We are looking to buy a home with property in Missouri. We are new here and don't know the area well. What are your recommendations? We need to stay within a 1 hr drive time to Springfield. We want good pasture land, lenient zoning rules, the least regulations to have to abide by, etc. We want to be rural so we can have cows and chickens, a rooster, goats, bees, and play with our land. Any recommendations? Thank you so much!


----------



## mowrey1999 (Aug 25, 2005)

Sent you a PM ,I like ozark county myself.


----------



## DaynaJ (Dec 5, 2007)

Bolivar is abt 35 miles north of Springfield. North of there is Pomme De Terre Lake area, beautiful and no codes to deal with. Good neighbors, great area!!


----------



## thestartupman (Jul 25, 2010)

I moved here about a year ago from WA. We are in the Lebanon area.
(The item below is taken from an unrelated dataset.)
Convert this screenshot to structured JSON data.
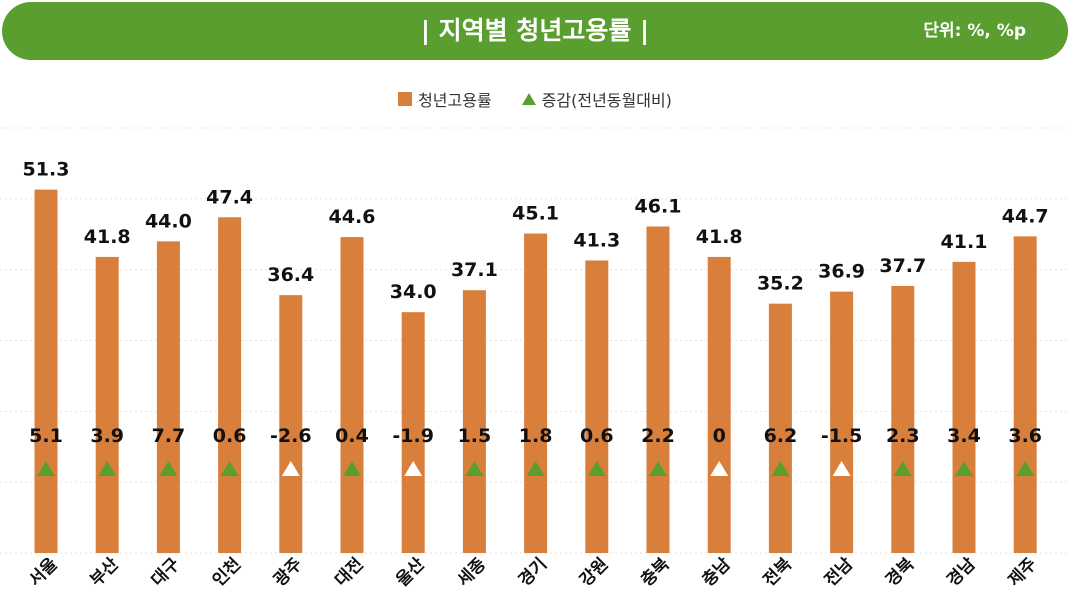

We love it here.


----------



## o&itw (Dec 19, 2008)

Almost any place within an hour circle of Springfield (outside of Greene County) will meet your requirements except the Branson area.

You will probably find more places with pasture north of I44 than south (which tends to be more wooded and hilly)

Here is just one example (don't freak, highest priced properties are first):

http://www.stocktonmorealestate.com/farms.htm


----------